Sulla delicata vicenda sta al momento indagando la Procura di Roma (l’inchiesta era inizialmente partita dalla Procura di Torino), che ha presentato esposto in seguito alla maxi-multa da 180 milioni di euro comminata dall’Antitrust per una presunta operazione di cartello. Il danno a carico del Sistema Sanitario Nazionale (SSN) è stato quantificato in oltre 45 milioni di euro solo nel 2012, cui se ne aggiungono altri 600 milioni per ogni anno di messa in circolazione dei due medicinali. Secondo la documentazione acquisita grazie alla collaborazione del Gruppo Antitrust del Nucleo speciale tutela mercati della Guardia di Finanza, Roche e Novartis avrebbero volutamente condizionato le vendite dei farmaci Avastin e Lucentis, presentando il primo come più pericoloso del secondo e commettendo un reato plurimo ai danni dello Stato (associazione per delinquere, aggiotaggio, disastro doloso, corruzione e truffa).

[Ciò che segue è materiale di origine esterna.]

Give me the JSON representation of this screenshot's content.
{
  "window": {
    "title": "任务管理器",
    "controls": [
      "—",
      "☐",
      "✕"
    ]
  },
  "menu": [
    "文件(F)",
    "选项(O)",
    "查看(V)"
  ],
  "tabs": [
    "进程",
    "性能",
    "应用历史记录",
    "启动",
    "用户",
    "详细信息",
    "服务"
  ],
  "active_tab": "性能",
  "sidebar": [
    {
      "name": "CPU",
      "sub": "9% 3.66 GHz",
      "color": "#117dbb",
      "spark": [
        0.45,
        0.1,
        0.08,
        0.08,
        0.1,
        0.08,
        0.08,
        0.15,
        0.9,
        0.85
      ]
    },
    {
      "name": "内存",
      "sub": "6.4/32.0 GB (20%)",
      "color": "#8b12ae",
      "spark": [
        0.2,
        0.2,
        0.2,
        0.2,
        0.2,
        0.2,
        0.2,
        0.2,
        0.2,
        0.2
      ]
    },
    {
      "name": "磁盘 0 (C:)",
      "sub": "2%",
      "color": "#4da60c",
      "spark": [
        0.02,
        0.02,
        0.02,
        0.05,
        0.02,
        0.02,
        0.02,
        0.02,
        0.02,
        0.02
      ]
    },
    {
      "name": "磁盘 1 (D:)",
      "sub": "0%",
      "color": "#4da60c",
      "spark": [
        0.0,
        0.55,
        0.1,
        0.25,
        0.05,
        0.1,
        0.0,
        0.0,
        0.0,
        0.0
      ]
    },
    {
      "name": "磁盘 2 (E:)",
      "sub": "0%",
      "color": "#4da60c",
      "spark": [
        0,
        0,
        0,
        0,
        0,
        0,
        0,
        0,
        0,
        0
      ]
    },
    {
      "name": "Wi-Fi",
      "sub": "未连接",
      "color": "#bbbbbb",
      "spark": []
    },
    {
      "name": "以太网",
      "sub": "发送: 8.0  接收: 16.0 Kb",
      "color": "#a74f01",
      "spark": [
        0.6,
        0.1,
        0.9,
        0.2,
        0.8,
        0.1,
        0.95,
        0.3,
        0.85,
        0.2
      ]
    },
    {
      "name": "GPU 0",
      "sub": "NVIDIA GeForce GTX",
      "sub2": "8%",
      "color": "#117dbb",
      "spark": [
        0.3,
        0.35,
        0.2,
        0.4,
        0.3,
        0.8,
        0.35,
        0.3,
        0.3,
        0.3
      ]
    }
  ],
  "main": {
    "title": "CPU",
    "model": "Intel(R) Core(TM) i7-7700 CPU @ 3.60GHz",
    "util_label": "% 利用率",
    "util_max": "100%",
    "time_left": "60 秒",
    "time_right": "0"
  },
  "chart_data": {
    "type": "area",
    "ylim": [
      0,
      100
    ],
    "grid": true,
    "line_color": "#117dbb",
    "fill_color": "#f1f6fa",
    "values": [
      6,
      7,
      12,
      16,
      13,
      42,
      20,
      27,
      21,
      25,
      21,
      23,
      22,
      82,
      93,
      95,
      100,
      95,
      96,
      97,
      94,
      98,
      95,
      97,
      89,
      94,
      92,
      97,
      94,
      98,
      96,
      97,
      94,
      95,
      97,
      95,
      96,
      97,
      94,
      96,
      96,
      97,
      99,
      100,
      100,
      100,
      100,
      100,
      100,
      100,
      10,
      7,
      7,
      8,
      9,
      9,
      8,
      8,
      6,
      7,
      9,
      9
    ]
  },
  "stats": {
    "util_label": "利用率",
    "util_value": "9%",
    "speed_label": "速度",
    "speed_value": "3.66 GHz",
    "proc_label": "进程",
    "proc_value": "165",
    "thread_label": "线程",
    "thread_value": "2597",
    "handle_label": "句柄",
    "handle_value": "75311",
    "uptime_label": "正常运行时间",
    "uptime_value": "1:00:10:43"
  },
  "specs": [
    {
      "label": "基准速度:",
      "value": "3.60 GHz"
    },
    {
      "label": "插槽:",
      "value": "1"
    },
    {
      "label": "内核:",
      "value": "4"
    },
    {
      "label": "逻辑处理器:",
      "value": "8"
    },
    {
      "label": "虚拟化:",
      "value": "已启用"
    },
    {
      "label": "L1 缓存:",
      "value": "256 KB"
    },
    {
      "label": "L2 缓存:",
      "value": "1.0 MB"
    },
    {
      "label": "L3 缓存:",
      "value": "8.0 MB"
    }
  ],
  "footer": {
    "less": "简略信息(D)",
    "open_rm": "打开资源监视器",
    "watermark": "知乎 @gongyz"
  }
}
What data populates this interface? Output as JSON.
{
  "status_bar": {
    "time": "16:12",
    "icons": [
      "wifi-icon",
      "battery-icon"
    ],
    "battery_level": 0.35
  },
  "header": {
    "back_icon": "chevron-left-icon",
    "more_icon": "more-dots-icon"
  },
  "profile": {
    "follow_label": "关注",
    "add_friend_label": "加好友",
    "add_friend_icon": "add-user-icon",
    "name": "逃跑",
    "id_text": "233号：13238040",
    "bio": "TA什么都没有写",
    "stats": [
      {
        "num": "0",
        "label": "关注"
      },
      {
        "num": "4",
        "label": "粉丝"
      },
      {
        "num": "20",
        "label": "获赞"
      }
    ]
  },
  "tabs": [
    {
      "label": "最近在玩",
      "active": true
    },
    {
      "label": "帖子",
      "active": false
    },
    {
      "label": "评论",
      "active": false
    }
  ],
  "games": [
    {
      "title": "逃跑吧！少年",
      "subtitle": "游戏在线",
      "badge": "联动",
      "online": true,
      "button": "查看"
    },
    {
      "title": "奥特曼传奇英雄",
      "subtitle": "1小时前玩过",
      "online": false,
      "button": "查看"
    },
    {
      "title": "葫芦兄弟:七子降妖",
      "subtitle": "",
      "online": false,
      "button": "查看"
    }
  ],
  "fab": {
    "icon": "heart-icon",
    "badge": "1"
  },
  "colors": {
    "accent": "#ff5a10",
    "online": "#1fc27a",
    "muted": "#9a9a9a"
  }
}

Tuttavia, le motivazioni dietro a questa politica commerciale non si limiterebbero solamente ad un discorso di prezzo. L’accusa sostiene, infatti, che l’incremento delle vendite di Lucentis avrebbero avuto un impatto indiretto su Roche in termini di royalties poiché i farmaci incriminati sono stati sviluppati attraverso la controllata Genentech. Quanto alla concorrente Novartis, essa detiene una quota di partecipazione in Roche superiore al 30%, che non poteva di certo passare a lungo inosservata all’attenta analisi dell’Antitrust.

Come prevedibile, i dirigenti delle due aziende farmaceutiche hanno respinto ogni capo d’accusa. In particolare, Roche ha annunciato battaglia in tribunale e presentato ricorso al TAR, sostenendo che i due “farmaci sono diversi per composizione, struttura e modalità di somministrazione, studiati e sviluppati per scopi differenti”.

Nel frattempo che vengano chiarite le responsabilità delle parti coinvolte nello scandalo, il Consiglio dei ministri ha dato il via libera al decreto, che “prevede norme per favorire l’impiego di farmaci off-label meno onerosi per il SSN, ma altrettanto efficaci dal punto di vista terapeutico” e “rispettosi del principio di sicurezza”.